The Karazhartas Necropolis is one of the megalithic monuments of the Begazy-Dandybai culture of the Late Bronze Age. It is located on the right bank of the Taldy River, 2 km west of the village of Zhanazhurt, 12 km east of the village of Taldy, in the territory of the Taldy Rural District of the Shet District of the Karaganda Region in Kazakhstan.

Research work on the monument was carried out in 2016-2017. Candidate of Historical Sciences, archaeologist Igor Alekseevich Kukushkin from the Research Institute "Saryarka Archaeological Institute" at KarSU named after. E. A. Buketova. The Karazhartas Necropolis contains 41 buildings from the Late Bronze Age and Early Iron Age. In 2016-2017 at the monument, a pyramidal-step mausoleum measuring 14x14.5 m was examined, with the burial of a member of the tribal nobility of the Begazy-Dandybai society. The grave structure has about 5-6 walls constructed with masonry.

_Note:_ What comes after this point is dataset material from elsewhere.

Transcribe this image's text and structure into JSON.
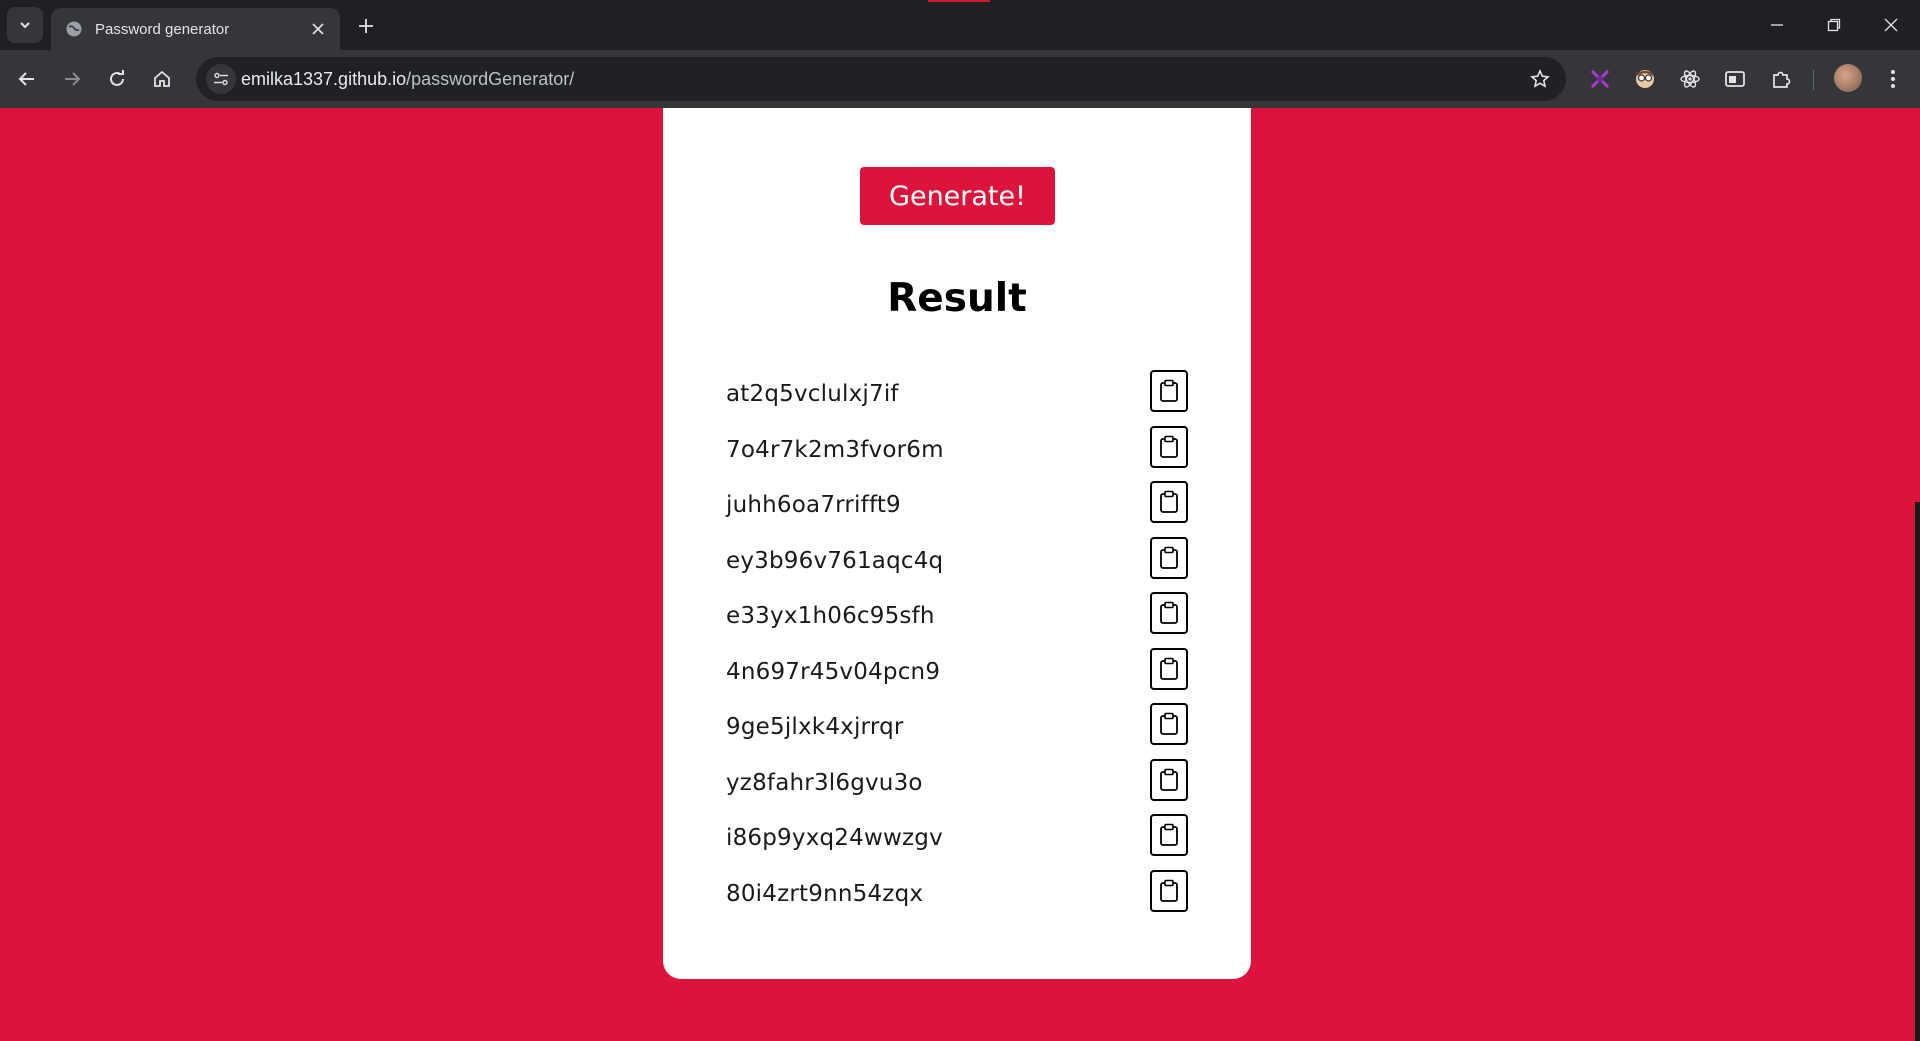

In addition to the elite burial complex, excavations covered 12 more structures of lower social status.

According to radiocarbon analysis conducted in the CHRONO laboratory of Queen's University, Belfast (Northern Ireland), it was established that the burial ground functioned during the 15th-14th centuries BC. The studied mausoleum is the largest and most structurally complex structure of the Late Bronze Age in Central Kazakhstan.

Four kilometers west of the Karazhartas burial site, at the Tabyldy necropolis, a burial mound containing two horses, simulating a chariot team, was excavated in 2018. The horses were lying on their sides, with their backs to each other.

The Akim of the Karaganda Region Koshanov ordered to create infrastructure and conditions for visiting tourists. Businessmen want to create an ethno-aul.